Businesses cannot ignore global competitors coming into the market, and have to make decisions quickly to survive in an increasingly complex environment.
This is according to Shane Radford, business development executive for Global Business Services. “An imperative has emerged for enterprises to aggressively pursue business analytics and optimise their businesses in order to address important and complex business opportunities.”
IBM held its Information-Led transformation conference in Sandton last week, showing how businesses can leverage information and analytics to drive business efficiency and gain new customers.
Past to present
IT investment over the past 10 years has been focused on automating the business - ensuring that transactions flowed seamlessly across different applications without mutual intervention.
However, according to IBM, organisations have begun to focus on separating and managing key pieces of information that span across systems, and treating that information as a strategic asset to optimise their businesses.
Himanshu Desai, director of market management, IBM, said information management is at an inflection point: “From the 1980s it was all about applications to optimise business processes. Now it's about information players to establish an agenda in the company that focuses not only on applications but also information.”

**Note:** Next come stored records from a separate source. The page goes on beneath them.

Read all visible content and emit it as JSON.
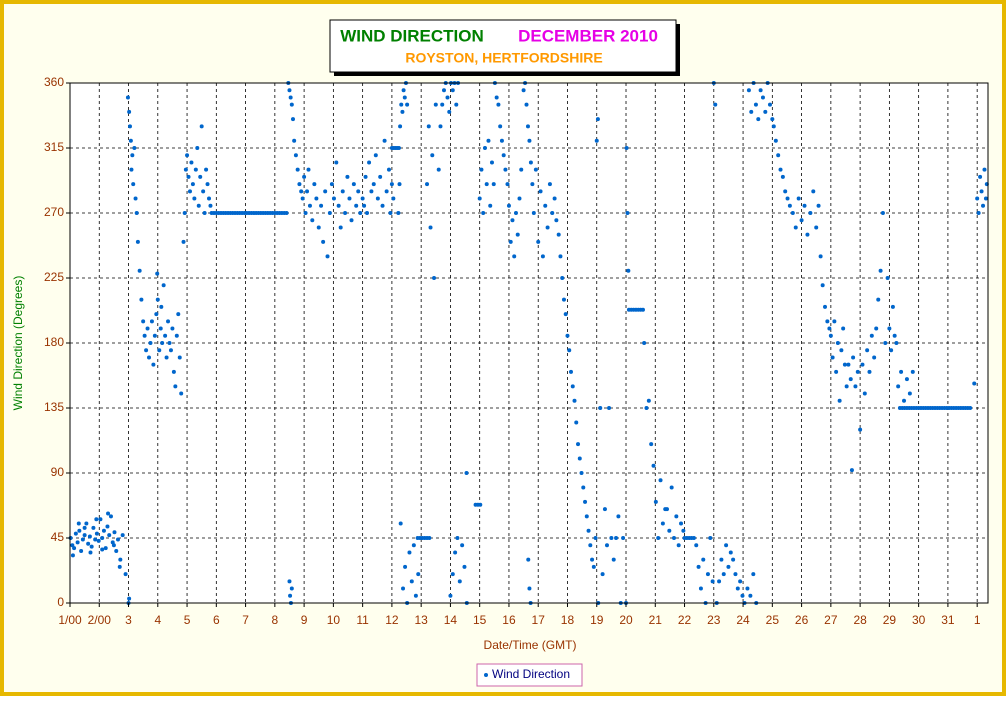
{
  "chart_data": {
    "type": "scatter",
    "title": "WIND DIRECTION",
    "title_date": "DECEMBER 2010",
    "subtitle": "ROYSTON, HERTFORDSHIRE",
    "xlabel": "Date/Time (GMT)",
    "ylabel": "Wind Direction (Degrees)",
    "xlim": [
      1,
      32.37
    ],
    "ylim": [
      0,
      360
    ],
    "yticks": [
      0,
      45,
      90,
      135,
      180,
      225,
      270,
      315,
      360
    ],
    "xticks": [
      {
        "value": 1,
        "label": "1/00"
      },
      {
        "value": 2,
        "label": "2/00"
      },
      3,
      4,
      5,
      6,
      7,
      8,
      9,
      10,
      11,
      12,
      13,
      14,
      15,
      16,
      17,
      18,
      19,
      20,
      21,
      22,
      23,
      24,
      25,
      26,
      27,
      28,
      29,
      30,
      31,
      {
        "value": 32,
        "label": "1"
      }
    ],
    "grid": true,
    "legend": "bottom",
    "x": [
      1.02,
      1.08,
      1.14,
      1.2,
      1.26,
      1.32,
      1.38,
      1.44,
      1.5,
      1.56,
      1.62,
      1.68,
      1.74,
      1.8,
      1.86,
      1.92,
      1.98,
      2.04,
      2.1,
      2.16,
      2.22,
      2.28,
      2.34,
      2.4,
      2.46,
      2.52,
      2.58,
      2.64,
      2.72,
      2.8,
      1.1,
      1.3,
      1.5,
      1.7,
      1.9,
      2.1,
      2.3,
      2.5,
      2.7,
      2.9,
      2.98,
      3.02,
      3.05,
      3.08,
      3.1,
      3.13,
      3.16,
      3.2,
      3.24,
      3.28,
      3.32,
      3.38,
      3.44,
      3.5,
      3.0,
      3.02,
      3.55,
      3.6,
      3.65,
      3.7,
      3.75,
      3.8,
      3.85,
      3.9,
      3.95,
      4.0,
      4.05,
      4.1,
      4.15,
      4.2,
      4.25,
      4.3,
      4.35,
      4.4,
      4.45,
      4.5,
      4.55,
      4.6,
      4.65,
      4.7,
      4.75,
      4.8,
      3.98,
      4.12,
      4.88,
      4.92,
      4.96,
      5.0,
      5.05,
      5.1,
      5.15,
      5.2,
      5.25,
      5.3,
      5.35,
      5.4,
      5.45,
      5.5,
      5.55,
      5.6,
      5.65,
      5.7,
      5.75,
      5.8,
      5.84,
      5.92,
      6.0,
      6.08,
      6.16,
      6.24,
      6.32,
      6.4,
      6.48,
      6.56,
      6.64,
      6.72,
      6.8,
      6.88,
      6.96,
      7.04,
      7.12,
      7.2,
      7.28,
      7.36,
      7.44,
      7.52,
      7.6,
      7.68,
      7.76,
      7.84,
      7.92,
      8.0,
      8.08,
      8.16,
      8.24,
      8.32,
      8.4,
      8.46,
      8.5,
      8.54,
      8.58,
      8.62,
      8.66,
      8.72,
      8.78,
      8.84,
      8.9,
      8.5,
      8.52,
      8.55,
      8.58,
      8.95,
      9.0,
      9.05,
      9.1,
      9.15,
      9.2,
      9.28,
      9.35,
      9.42,
      9.5,
      9.58,
      9.65,
      9.72,
      9.8,
      9.88,
      9.95,
      10.02,
      10.1,
      10.18,
      10.25,
      10.32,
      10.4,
      10.48,
      10.55,
      10.62,
      10.7,
      10.78,
      10.85,
      10.92,
      11.0,
      11.05,
      11.1,
      11.15,
      11.22,
      11.3,
      11.38,
      11.45,
      11.52,
      11.6,
      11.68,
      11.75,
      11.82,
      11.9,
      11.95,
      12.0,
      12.05,
      12.0,
      12.06,
      12.12,
      12.18,
      12.24,
      12.28,
      12.32,
      12.36,
      12.4,
      12.44,
      12.48,
      12.52,
      12.3,
      12.38,
      12.45,
      12.52,
      12.6,
      12.68,
      12.75,
      12.82,
      12.9,
      12.22,
      12.26,
      12.88,
      12.96,
      13.04,
      13.12,
      13.2,
      13.28,
      13.2,
      13.26,
      13.32,
      13.38,
      13.44,
      13.5,
      13.6,
      13.66,
      13.72,
      13.78,
      13.84,
      13.9,
      13.96,
      14.02,
      14.08,
      14.14,
      14.2,
      14.26,
      14.0,
      14.08,
      14.16,
      14.24,
      14.32,
      14.4,
      14.48,
      14.56,
      14.55,
      14.86,
      14.94,
      15.02,
      15.0,
      15.06,
      15.12,
      15.18,
      15.24,
      15.3,
      15.36,
      15.42,
      15.48,
      15.52,
      15.58,
      15.64,
      15.7,
      15.76,
      15.82,
      15.88,
      15.95,
      16.0,
      16.06,
      16.12,
      16.18,
      16.24,
      16.3,
      16.36,
      16.42,
      16.5,
      16.55,
      16.6,
      16.65,
      16.7,
      16.75,
      16.8,
      16.66,
      16.7,
      16.74,
      16.85,
      16.92,
      17.0,
      17.08,
      17.16,
      17.24,
      17.32,
      17.4,
      17.48,
      17.56,
      17.62,
      17.7,
      17.76,
      17.82,
      17.88,
      17.94,
      18.0,
      18.06,
      18.12,
      18.18,
      18.24,
      18.3,
      18.36,
      18.42,
      18.48,
      18.54,
      18.6,
      18.66,
      18.72,
      18.78,
      18.84,
      18.9,
      18.96,
      19.0,
      19.04,
      19.05,
      19.12,
      19.2,
      19.28,
      19.35,
      19.42,
      19.5,
      19.58,
      19.66,
      19.74,
      19.82,
      19.9,
      20.0,
      20.02,
      20.05,
      20.08,
      20.1,
      20.18,
      20.26,
      20.34,
      20.42,
      20.5,
      20.58,
      20.62,
      20.7,
      20.78,
      20.86,
      20.94,
      21.02,
      21.1,
      21.18,
      21.26,
      21.34,
      21.4,
      21.48,
      21.56,
      21.64,
      21.72,
      21.8,
      21.88,
      21.96,
      22.0,
      22.08,
      22.16,
      22.24,
      22.32,
      22.4,
      22.48,
      22.56,
      22.64,
      22.72,
      22.8,
      22.88,
      22.96,
      23.0,
      23.05,
      23.1,
      23.18,
      23.26,
      23.34,
      23.42,
      23.5,
      23.58,
      23.66,
      23.74,
      23.82,
      23.9,
      23.98,
      24.05,
      24.15,
      24.25,
      24.35,
      24.45,
      24.2,
      24.28,
      24.36,
      24.44,
      24.52,
      24.6,
      24.68,
      24.76,
      24.84,
      24.92,
      25.0,
      25.05,
      25.12,
      25.2,
      25.28,
      25.36,
      25.44,
      25.52,
      25.6,
      25.7,
      25.8,
      25.9,
      26.0,
      26.1,
      26.2,
      26.3,
      26.4,
      26.5,
      26.58,
      26.65,
      26.72,
      26.8,
      26.88,
      26.95,
      27.0,
      27.06,
      27.12,
      27.18,
      27.24,
      27.3,
      27.36,
      27.42,
      27.48,
      27.54,
      27.6,
      27.68,
      27.76,
      27.84,
      27.92,
      28.0,
      28.08,
      28.16,
      28.24,
      28.32,
      28.4,
      28.48,
      27.72,
      28.55,
      28.62,
      28.7,
      28.78,
      28.86,
      28.94,
      29.0,
      29.06,
      29.12,
      29.18,
      29.24,
      29.3,
      29.4,
      29.5,
      29.6,
      29.7,
      29.8,
      29.36,
      29.44,
      29.52,
      29.6,
      29.68,
      29.76,
      29.84,
      29.92,
      30.0,
      30.08,
      30.16,
      30.24,
      30.32,
      30.4,
      30.48,
      30.56,
      30.64,
      30.72,
      30.8,
      30.88,
      30.96,
      31.04,
      31.12,
      31.2,
      31.28,
      31.36,
      31.44,
      31.52,
      31.6,
      31.68,
      31.76,
      31.9,
      32.0,
      32.05,
      32.1,
      32.15,
      32.2,
      32.25,
      32.3,
      32.33
    ],
    "series": [
      {
        "name": "Wind Direction",
        "color": "#0066cc",
        "values": [
          45,
          40,
          38,
          48,
          42,
          50,
          36,
          44,
          47,
          55,
          41,
          46,
          39,
          52,
          44,
          48,
          43,
          58,
          45,
          50,
          38,
          53,
          47,
          60,
          42,
          49,
          36,
          44,
          30,
          47,
          33,
          55,
          52,
          35,
          58,
          37,
          62,
          40,
          25,
          20,
          350,
          340,
          330,
          320,
          300,
          310,
          290,
          315,
          280,
          270,
          250,
          230,
          210,
          195,
          0,
          3,
          185,
          175,
          190,
          170,
          180,
          195,
          165,
          185,
          200,
          210,
          175,
          190,
          180,
          220,
          185,
          170,
          195,
          180,
          175,
          190,
          160,
          150,
          185,
          200,
          170,
          145,
          228,
          205,
          250,
          270,
          300,
          310,
          295,
          285,
          305,
          290,
          280,
          300,
          315,
          275,
          295,
          330,
          285,
          270,
          300,
          290,
          280,
          275,
          270,
          270,
          270,
          270,
          270,
          270,
          270,
          270,
          270,
          270,
          270,
          270,
          270,
          270,
          270,
          270,
          270,
          270,
          270,
          270,
          270,
          270,
          270,
          270,
          270,
          270,
          270,
          270,
          270,
          270,
          270,
          270,
          270,
          360,
          355,
          350,
          345,
          335,
          320,
          310,
          300,
          290,
          285,
          15,
          5,
          0,
          10,
          280,
          295,
          270,
          285,
          300,
          275,
          265,
          290,
          280,
          260,
          275,
          250,
          285,
          240,
          270,
          290,
          280,
          305,
          275,
          260,
          285,
          270,
          295,
          280,
          265,
          290,
          275,
          285,
          270,
          280,
          275,
          295,
          270,
          305,
          285,
          290,
          310,
          280,
          295,
          275,
          320,
          285,
          300,
          270,
          290,
          280,
          315,
          315,
          315,
          315,
          315,
          330,
          345,
          340,
          355,
          350,
          360,
          345,
          55,
          10,
          25,
          0,
          35,
          15,
          40,
          5,
          20,
          270,
          290,
          45,
          45,
          45,
          45,
          45,
          45,
          290,
          330,
          260,
          310,
          225,
          345,
          300,
          330,
          345,
          355,
          360,
          350,
          340,
          360,
          355,
          360,
          345,
          360,
          5,
          20,
          35,
          45,
          15,
          40,
          25,
          0,
          90,
          68,
          68,
          68,
          280,
          300,
          270,
          315,
          290,
          320,
          275,
          305,
          290,
          360,
          350,
          345,
          330,
          320,
          310,
          300,
          290,
          275,
          250,
          265,
          240,
          270,
          255,
          280,
          300,
          355,
          360,
          345,
          330,
          320,
          305,
          290,
          30,
          10,
          0,
          270,
          300,
          250,
          285,
          240,
          275,
          260,
          290,
          270,
          280,
          265,
          255,
          240,
          225,
          210,
          200,
          185,
          175,
          160,
          150,
          140,
          125,
          110,
          100,
          90,
          80,
          70,
          60,
          50,
          40,
          30,
          25,
          45,
          320,
          335,
          0,
          135,
          20,
          65,
          40,
          135,
          45,
          30,
          45,
          60,
          0,
          45,
          0,
          315,
          270,
          230,
          203,
          203,
          203,
          203,
          203,
          203,
          203,
          180,
          135,
          140,
          110,
          95,
          70,
          45,
          85,
          55,
          65,
          65,
          50,
          80,
          45,
          60,
          40,
          55,
          50,
          45,
          45,
          45,
          45,
          45,
          40,
          25,
          10,
          30,
          0,
          20,
          45,
          15,
          360,
          345,
          0,
          15,
          30,
          20,
          40,
          25,
          35,
          30,
          20,
          10,
          15,
          5,
          0,
          10,
          5,
          20,
          0,
          355,
          340,
          360,
          345,
          335,
          355,
          350,
          340,
          360,
          345,
          335,
          330,
          320,
          310,
          300,
          295,
          285,
          280,
          275,
          270,
          260,
          280,
          265,
          275,
          255,
          270,
          285,
          260,
          275,
          240,
          220,
          205,
          195,
          190,
          185,
          170,
          195,
          160,
          180,
          140,
          175,
          190,
          165,
          150,
          165,
          155,
          170,
          150,
          160,
          120,
          165,
          145,
          175,
          160,
          185,
          170,
          92,
          190,
          210,
          230,
          270,
          180,
          225,
          190,
          175,
          205,
          185,
          180,
          150,
          160,
          140,
          155,
          145,
          160,
          135,
          135,
          135,
          135,
          135,
          135,
          135,
          135,
          135,
          135,
          135,
          135,
          135,
          135,
          135,
          135,
          135,
          135,
          135,
          135,
          135,
          135,
          135,
          135,
          135,
          135,
          135,
          135,
          135,
          135,
          135,
          152,
          280,
          270,
          295,
          285,
          275,
          300,
          280,
          290
        ]
      }
    ]
  }
}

Radford agreed with Desai, saying the challenge for organisations lies in forming the enterprise roadmap to drive information intelligence into day-to-day operations.
“Ultimately, businesses need to be precise about having the capability to source the right information and react quickly before the global melt-down happens or another business challenge arises.”
Changing mindset
Despite the economic crisis, Radford noted that the South African market is still seeing good growth. He added that companies need to collaborate and change their business processes to become streamlined for optimisation and share information across silos.
Radford said half of organisations are pursuing business analytics optimisation, although 80% of that data is unstructured.
“If we don't start with the building blocks to manage unstructured data, than we don't have the capabilities to understand the information and to get to the business analytics and optimisation strategy,” he concluded.